I’ve never really felt compelled to write to someone about a review, but I just read your review of The 13th Day and it touched a nerve. Please understand that I am not personally attacking you, but having seen the movie last night in a packed theatre for a Catholic fundraiser and then having read your review this morning, my first thought was, “Did Steven D. Greydanus and I watch the same movie?”
My first concern is that you recommended the film for kids. My children would be terrified at many parts of this film. The scary dreams of hell, threats to the children and the overall unsettling and tense atmosphere would make it, in my opinion, frightening and uncomfortable for children. I would have to think this type of film would discourage a child from wanting to see spiritually based films.
Second, the chiaroscuro technique was promising at the beginning, but became tiresome and mind numbing over time. Good art is a combination of tension and release, contrast and uniformity, familiarity and unfamiliarity. The 13th Day inundates the senses with the chiaroscuro style, but never allows the viewer the chance to “come up for air.”
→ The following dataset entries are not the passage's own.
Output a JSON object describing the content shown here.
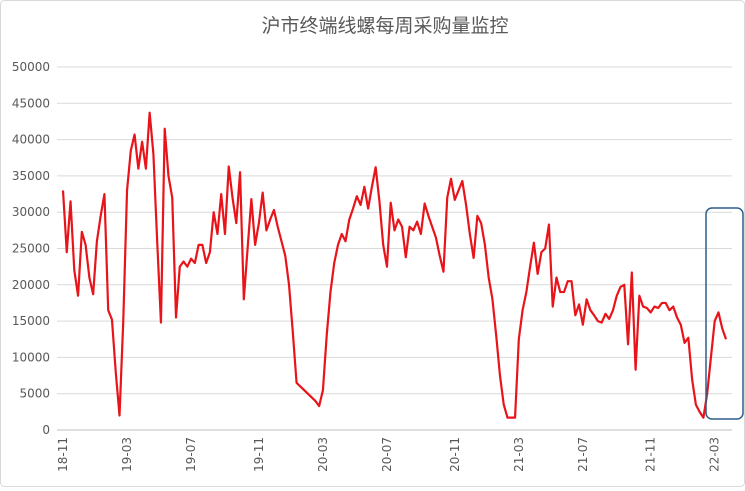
{
  "chart_data": {
    "type": "line",
    "title": "沪市终端线螺每周采购量监控",
    "categories": [
      "18-11",
      null,
      null,
      null,
      null,
      null,
      null,
      null,
      null,
      null,
      null,
      null,
      null,
      null,
      null,
      null,
      null,
      "19-03",
      null,
      null,
      null,
      null,
      null,
      null,
      null,
      null,
      null,
      null,
      null,
      null,
      null,
      null,
      null,
      null,
      "19-07",
      null,
      null,
      null,
      null,
      null,
      null,
      null,
      null,
      null,
      null,
      null,
      null,
      null,
      null,
      null,
      null,
      null,
      "19-11",
      null,
      null,
      null,
      null,
      null,
      null,
      null,
      null,
      null,
      null,
      null,
      null,
      null,
      null,
      null,
      null,
      "20-03",
      null,
      null,
      null,
      null,
      null,
      null,
      null,
      null,
      null,
      null,
      null,
      null,
      null,
      null,
      null,
      null,
      "20-07",
      null,
      null,
      null,
      null,
      null,
      null,
      null,
      null,
      null,
      null,
      null,
      null,
      null,
      null,
      null,
      null,
      null,
      "20-11",
      null,
      null,
      null,
      null,
      null,
      null,
      null,
      null,
      null,
      null,
      null,
      null,
      null,
      null,
      null,
      null,
      "21-03",
      null,
      null,
      null,
      null,
      null,
      null,
      null,
      null,
      null,
      null,
      null,
      null,
      null,
      null,
      null,
      null,
      "21-07",
      null,
      null,
      null,
      null,
      null,
      null,
      null,
      null,
      null,
      null,
      null,
      null,
      null,
      null,
      null,
      null,
      null,
      "21-11",
      null,
      null,
      null,
      null,
      null,
      null,
      null,
      null,
      null,
      null,
      null,
      null,
      null,
      null,
      null,
      null,
      "22-03",
      null,
      null,
      null
    ],
    "values": [
      33000,
      24500,
      31500,
      22000,
      18500,
      27300,
      25500,
      21000,
      18700,
      26000,
      29500,
      32500,
      16500,
      15200,
      8000,
      2000,
      15000,
      33000,
      38500,
      40700,
      36000,
      39700,
      36000,
      43700,
      38000,
      26000,
      14800,
      41500,
      35000,
      32000,
      15500,
      22500,
      23200,
      22500,
      23600,
      23000,
      25500,
      25500,
      23000,
      24500,
      30000,
      27000,
      32500,
      27000,
      36300,
      32000,
      28500,
      35500,
      18000,
      25000,
      31800,
      25500,
      28500,
      32700,
      27500,
      29000,
      30300,
      28000,
      26000,
      24000,
      20000,
      13500,
      6500,
      6000,
      5500,
      5000,
      4500,
      4000,
      3300,
      5500,
      13000,
      19000,
      23000,
      25500,
      27000,
      26000,
      29000,
      30500,
      32200,
      31000,
      33500,
      30500,
      33500,
      36200,
      31500,
      25500,
      22500,
      31300,
      27500,
      29000,
      28000,
      23800,
      28000,
      27500,
      28700,
      27000,
      31200,
      29500,
      28000,
      26500,
      24000,
      21800,
      32000,
      34600,
      31700,
      33000,
      34300,
      31000,
      27000,
      23700,
      29500,
      28500,
      25500,
      21000,
      18000,
      13000,
      7500,
      3500,
      1700,
      1700,
      1700,
      12500,
      16500,
      19000,
      22500,
      25800,
      21500,
      24500,
      25000,
      28300,
      17000,
      21000,
      19000,
      19000,
      20500,
      20500,
      15800,
      17300,
      14500,
      18000,
      16500,
      15800,
      15000,
      14800,
      16000,
      15300,
      16500,
      18500,
      19700,
      20000,
      11800,
      21700,
      8300,
      18500,
      17000,
      16800,
      16200,
      17000,
      16800,
      17500,
      17500,
      16500,
      17000,
      15500,
      14500,
      12000,
      12700,
      7000,
      3500,
      2500,
      1700,
      5000,
      10000,
      15000,
      16200,
      14000,
      12500
    ],
    "color": "#e8141a",
    "ylim": [
      0,
      50000
    ],
    "yticks": [
      0,
      5000,
      10000,
      15000,
      20000,
      25000,
      30000,
      35000,
      40000,
      45000,
      50000
    ],
    "grid": true
  }
}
Third, the script was extremely weak. There needs to be an emotional hook that captures the attention. I tried really hard to care about The 13th Day as I watched it, and even went in with the attitude that this could be a really good spiritual experience for Lent, but nothing about the storytelling drew me in or encouraged me to want to care about it.
I felt embarrassed for the actors. Lucia was unconvincing. She seemed as if she was simply reciting words and the voice over kept the viewer from really becoming engaged in her story. My final critique is with the musical score. While the directors did have the good taste to use some legitimate classical music in the film, most of it was B-movie quality.
While I agree with you that it is a plus-4 on the moral/spiritual value, for these reasons I stated, I would not rate it an “A” for recommendability, give it 3½ stars for artistic/entertainment value, or recommend it for children.
While I don’t agree with your take on this particular film, I do ask you to please continue to provide your critiques to help us make good choices about worthwhile films for us and our children. I appreciate the good the work you do and please don’t take this as a personal attack. Rather please accept it as a compliment that your work is being read and analyzed.
Thanks for your thoughtful comments. Rest assured, I don’t feel attacked when readers disagree with me, even strongly! On the contrary, I appreciate it.
You are not the only thoughtful Catholic to be dissatisfied with The 13th Day, and your response to the film is in the main quite legitimate. I stand by my review, though. A few thoughts:
Families and children are very different. What scares one 10-year-old may be entirely manageable for another five-year-old. My 15-year-old has trouble with things that my six-year-old takes in stride. My nine-year-old can easily handle exploding Nazi heads and decapitated orcs, but falls to pieces if anything bad happens involving parents. For this reason, age-based ratings can never offer more than the broadest and most general guidelines. At any rate, I watched The 13th Day with my entire family, and no one had any trouble.
I can appreciate your finding the film’s stylistic rigor stifling or monotonous, but to extrapolate some such generality as “good art is a combination of tension and release, contrast and uniformity, familiarity and unfamiliarity” is useful only as a generality, not as a hard and fast rule. The artist is under no obligation to provide release or familiarity; this would not be a helpful rule to bring to much of Tarkovsky, say. Or Matthias Grünewald.
Art is not obliged to provide an “emotional hook.” Such a hook may be a necessary apparatus for some types of narratives, but there are other types of narratives. My response here is the same as my response to those critics of The Passion of the Christ who objected to the dearth of character development and dramatic structure, and to critics of The Lord of the Rings who objected to the lack of psychological depth and moral ambiguity. These are narratives that are doing something else, and doing it effectively.
Acting, too, can mean very different things in different contexts. Have you ever seen a Bresson film? The actors don’t “act” at all. They recite their lines with an absolute minimum of affect, which is what Bresson wants. Conversely, consider the exuberance of Douglas Fairbanks, Sr., which some might consider garish overacting, but which TV Guide perceptively describes this way: “His daringly, beautifully florid performance is grounded less in dramatics than in dance.” I can respect someone not appreciating either or both, but that’s not a criticism.
I know someone who hates The Wizard of Oz for reasons such as Dorothy’s age making no sense (is she supposed to be seven or seventeen?). If you give the film something of the liberty of a stage musical, though, it works.
Regarding score, unfortunately this is an area where I’m less sensitive than I’d like to be. I don’t know what a more musically attuned critic might say here; I would only say that there are things one can easily forgive in a micro-budgeted picture like this, and this may be one of them.
None of this is to try to change your mind on the film, only to suggest that it may be working on a different level than you’re critiquing it. For me, The 13th Day works as an expression of the quality of the events in question as fragmentary, jewel-like childhood memories crystalized and sharpened over two decades in the mind of Sister Lucia as she sits writing her memoirs. If it doesn’t work for you, or even if you think I’m just plain wrong, that’s okay. I’m not the pope of movies. Even the pope isn’t the pope of movies. Hope that helps.